KISAH KELUARGA TELADAN Pada suatu masa, diantara para istri terjadilah pembicaraan tentang kemenangan dan banyaknya

harta rampasan yang diperoleh umat islam. Hingga terbetiklah keinginan dalam diri mereka untuk sedikit mereguk kenikmatan duniawi dengan kenaikan anggaran belanja. Namun apa yang dilakukan oleh Rasul saw dengan tuntutan para istri ? Setelah berdiam diri sekian lama, datanglah keputusan dari Allah untuk para istri itu agar memilih antara Allah dan Rasul, atau harta benda dunia. Allah Ta'ala memberikan teguran kepada keluarga beliau melalui firmanNya dalam Al Qur'an : "Hai Nabi, katakanlah kepada isteri-isterimu: Jika kamu sekalian menginginkan kehidupan dunia dan perhiasannya, maka marilah supaya kuberikan mut'ah dan aku ceraikan kamu dengan cara yang baik. Dan jika kamu sekalian menghendaki (keridhaan) Allah dan RasulNya serta (kesenangan) di negeri akhirat, maka sesungguhnya Allah menyediakan pahala yang besar bagi siapa saja yang berbuat baik di antara kamu" (Al Ahzab : 28 – 29). Apakah Rasul tidak mencintai para istrinya termasuk 'Aisyah ? Tentu Rasul saw sangat mencintai mereka. Lalu apakah Rasul tidak senang menggembirakan para istrinya dengan kecukupan harta ? Tentu pula Rasulpun berharap demikian. Namun yang terjadi adalah situasi dimana ada pertimbangan yang lebih penting untuk membagikan harta rampasan di kalangan umat dan bukan untuk internal keluarga Rasul.
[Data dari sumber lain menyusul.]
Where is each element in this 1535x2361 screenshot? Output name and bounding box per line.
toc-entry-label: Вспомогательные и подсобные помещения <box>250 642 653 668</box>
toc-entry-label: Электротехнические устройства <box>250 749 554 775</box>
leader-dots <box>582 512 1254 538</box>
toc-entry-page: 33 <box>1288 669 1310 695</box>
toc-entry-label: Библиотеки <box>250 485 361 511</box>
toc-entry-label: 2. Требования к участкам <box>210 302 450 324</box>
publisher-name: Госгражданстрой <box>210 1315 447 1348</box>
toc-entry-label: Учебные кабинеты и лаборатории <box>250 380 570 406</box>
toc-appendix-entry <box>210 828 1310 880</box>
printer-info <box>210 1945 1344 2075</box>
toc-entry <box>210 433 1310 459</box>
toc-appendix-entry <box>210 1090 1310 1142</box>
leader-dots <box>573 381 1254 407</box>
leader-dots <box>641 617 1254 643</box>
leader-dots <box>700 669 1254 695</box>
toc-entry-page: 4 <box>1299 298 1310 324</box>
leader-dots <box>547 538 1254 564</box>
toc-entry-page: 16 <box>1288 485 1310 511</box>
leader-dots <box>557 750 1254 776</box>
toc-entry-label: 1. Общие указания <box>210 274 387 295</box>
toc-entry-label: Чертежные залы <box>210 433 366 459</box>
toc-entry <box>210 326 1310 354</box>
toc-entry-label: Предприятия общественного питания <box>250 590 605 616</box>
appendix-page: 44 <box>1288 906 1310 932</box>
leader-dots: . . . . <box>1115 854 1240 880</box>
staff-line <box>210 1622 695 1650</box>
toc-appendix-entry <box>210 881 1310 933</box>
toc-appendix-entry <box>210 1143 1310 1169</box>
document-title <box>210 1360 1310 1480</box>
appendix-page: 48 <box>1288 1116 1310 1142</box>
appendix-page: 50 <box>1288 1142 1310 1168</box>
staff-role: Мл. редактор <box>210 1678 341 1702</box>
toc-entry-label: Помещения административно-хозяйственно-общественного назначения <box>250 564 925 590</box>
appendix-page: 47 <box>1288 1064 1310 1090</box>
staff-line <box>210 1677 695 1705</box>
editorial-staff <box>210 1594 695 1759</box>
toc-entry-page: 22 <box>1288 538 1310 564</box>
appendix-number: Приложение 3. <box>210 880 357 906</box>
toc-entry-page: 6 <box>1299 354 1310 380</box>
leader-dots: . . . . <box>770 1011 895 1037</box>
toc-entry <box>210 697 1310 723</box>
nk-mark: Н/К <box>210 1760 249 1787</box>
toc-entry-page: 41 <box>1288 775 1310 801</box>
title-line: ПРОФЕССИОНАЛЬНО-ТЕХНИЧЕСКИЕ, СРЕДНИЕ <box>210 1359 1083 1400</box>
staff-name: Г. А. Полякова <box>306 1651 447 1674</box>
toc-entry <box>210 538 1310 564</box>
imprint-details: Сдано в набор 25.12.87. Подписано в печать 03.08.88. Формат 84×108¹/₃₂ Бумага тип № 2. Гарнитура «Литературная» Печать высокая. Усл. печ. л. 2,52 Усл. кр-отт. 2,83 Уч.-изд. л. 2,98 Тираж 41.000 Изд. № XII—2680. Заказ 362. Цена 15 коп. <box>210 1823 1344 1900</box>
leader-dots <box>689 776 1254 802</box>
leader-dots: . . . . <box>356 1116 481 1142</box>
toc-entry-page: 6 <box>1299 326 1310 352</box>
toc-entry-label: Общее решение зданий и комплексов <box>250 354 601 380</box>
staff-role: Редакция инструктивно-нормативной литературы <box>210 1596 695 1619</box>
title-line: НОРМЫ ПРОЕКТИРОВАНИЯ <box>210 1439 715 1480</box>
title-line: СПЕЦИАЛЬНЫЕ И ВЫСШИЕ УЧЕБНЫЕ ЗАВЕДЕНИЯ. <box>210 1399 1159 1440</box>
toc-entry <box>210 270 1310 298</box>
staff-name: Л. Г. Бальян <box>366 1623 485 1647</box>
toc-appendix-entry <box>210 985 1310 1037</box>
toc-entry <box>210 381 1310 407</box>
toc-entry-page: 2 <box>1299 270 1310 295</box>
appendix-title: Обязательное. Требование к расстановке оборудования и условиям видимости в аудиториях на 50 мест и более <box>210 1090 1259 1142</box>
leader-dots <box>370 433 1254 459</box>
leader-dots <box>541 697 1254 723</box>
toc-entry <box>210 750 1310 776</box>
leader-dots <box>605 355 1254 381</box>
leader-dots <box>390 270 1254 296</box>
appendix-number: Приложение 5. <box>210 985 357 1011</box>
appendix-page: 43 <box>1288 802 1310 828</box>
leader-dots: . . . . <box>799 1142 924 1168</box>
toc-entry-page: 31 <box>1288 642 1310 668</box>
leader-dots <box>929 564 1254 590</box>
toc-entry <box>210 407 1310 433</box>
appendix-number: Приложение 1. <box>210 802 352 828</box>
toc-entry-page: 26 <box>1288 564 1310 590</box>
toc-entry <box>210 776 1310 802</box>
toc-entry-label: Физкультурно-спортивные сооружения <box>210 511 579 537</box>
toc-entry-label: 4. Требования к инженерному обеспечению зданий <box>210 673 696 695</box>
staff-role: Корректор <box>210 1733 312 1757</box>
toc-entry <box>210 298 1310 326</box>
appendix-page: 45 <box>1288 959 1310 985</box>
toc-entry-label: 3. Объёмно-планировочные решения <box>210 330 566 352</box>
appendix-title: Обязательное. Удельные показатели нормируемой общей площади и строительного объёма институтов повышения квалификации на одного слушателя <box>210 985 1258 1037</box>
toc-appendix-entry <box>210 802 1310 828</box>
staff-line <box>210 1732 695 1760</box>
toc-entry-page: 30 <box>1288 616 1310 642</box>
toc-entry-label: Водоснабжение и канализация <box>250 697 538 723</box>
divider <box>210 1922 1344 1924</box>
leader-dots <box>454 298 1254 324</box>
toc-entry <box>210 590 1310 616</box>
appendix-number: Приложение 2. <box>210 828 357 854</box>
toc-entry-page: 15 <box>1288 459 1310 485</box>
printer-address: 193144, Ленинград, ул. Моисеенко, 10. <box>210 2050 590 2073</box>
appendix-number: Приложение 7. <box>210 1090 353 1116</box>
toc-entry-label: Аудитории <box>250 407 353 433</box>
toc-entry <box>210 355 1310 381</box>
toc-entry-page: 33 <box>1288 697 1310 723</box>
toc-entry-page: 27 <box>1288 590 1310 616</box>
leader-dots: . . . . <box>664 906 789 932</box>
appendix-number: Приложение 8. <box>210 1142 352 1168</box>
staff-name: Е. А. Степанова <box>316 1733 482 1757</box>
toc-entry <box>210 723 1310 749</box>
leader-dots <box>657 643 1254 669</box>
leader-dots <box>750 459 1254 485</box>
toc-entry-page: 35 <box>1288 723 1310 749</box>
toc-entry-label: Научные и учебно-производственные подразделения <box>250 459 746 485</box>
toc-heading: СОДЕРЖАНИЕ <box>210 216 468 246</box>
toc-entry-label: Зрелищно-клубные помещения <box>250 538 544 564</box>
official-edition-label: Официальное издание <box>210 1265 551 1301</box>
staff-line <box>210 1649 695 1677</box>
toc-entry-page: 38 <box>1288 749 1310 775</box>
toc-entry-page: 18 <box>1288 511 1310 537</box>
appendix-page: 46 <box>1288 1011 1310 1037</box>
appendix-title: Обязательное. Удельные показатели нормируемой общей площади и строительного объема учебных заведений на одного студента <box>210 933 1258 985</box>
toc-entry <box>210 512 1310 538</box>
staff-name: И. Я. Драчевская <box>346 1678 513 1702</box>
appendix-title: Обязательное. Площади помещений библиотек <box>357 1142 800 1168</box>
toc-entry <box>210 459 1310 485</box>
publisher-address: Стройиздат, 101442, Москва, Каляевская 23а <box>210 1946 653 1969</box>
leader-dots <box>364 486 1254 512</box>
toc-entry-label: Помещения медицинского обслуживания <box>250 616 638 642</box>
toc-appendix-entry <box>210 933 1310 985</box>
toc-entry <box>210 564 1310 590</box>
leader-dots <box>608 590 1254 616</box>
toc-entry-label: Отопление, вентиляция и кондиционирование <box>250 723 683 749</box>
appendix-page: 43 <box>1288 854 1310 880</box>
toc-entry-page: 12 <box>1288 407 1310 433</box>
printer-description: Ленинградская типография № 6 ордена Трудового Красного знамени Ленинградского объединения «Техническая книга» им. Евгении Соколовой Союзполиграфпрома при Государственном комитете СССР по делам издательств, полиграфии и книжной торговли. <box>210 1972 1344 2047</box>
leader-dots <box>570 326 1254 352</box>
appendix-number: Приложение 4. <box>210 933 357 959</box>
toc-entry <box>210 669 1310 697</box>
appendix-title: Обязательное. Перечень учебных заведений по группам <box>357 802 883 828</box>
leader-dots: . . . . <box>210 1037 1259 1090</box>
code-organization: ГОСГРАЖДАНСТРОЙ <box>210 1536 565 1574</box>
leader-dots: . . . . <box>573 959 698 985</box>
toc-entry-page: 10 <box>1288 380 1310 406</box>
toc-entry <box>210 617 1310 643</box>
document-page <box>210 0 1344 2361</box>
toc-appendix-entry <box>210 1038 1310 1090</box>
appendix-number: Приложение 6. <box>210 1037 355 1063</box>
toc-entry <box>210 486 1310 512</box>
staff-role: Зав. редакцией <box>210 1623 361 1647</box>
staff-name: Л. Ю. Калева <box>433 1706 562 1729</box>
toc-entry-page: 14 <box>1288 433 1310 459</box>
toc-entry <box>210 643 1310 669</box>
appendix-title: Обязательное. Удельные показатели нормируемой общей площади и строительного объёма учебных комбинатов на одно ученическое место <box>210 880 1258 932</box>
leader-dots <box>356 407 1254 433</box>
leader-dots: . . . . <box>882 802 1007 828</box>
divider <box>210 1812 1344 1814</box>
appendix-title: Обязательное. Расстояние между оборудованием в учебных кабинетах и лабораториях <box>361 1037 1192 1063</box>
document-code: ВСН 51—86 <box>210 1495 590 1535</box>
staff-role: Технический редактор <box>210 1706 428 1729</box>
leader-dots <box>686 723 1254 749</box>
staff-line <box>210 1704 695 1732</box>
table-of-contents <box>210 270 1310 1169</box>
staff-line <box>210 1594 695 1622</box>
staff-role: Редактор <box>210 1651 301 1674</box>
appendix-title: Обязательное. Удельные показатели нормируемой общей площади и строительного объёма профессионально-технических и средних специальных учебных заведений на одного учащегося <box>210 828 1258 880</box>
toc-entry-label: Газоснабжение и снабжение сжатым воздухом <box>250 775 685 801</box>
Beliau lebih mendahulukan hak-hak umat daripada keluarganya atau sekedar membuktikan cinta pada para istri dalam bentuk kecukupan harta.

Nabi Ibrahim as tatkala mendapatkan perintah dari Allah untuk menyembelih putranya, ia mengungkapkan hal itu dalam bentuk kalimat istisyarah, meminta pendapat atau pertimbangan. Beliau bertanya kepada Ismail, “Sesungguhnya aku melihat dalam mimpiku bahwa aku menyembelihmu, maka bagaimanakah pendapatmu?” Ibrahim tidak mengatakan, “Sesungguhnya aku diperintah Allah untuk menyembelihmu, maka

.bersiaplah segera”. Luar biasa pembiasaan Nabi Ibrahim dalam bermusyawarah dengan keluarganya.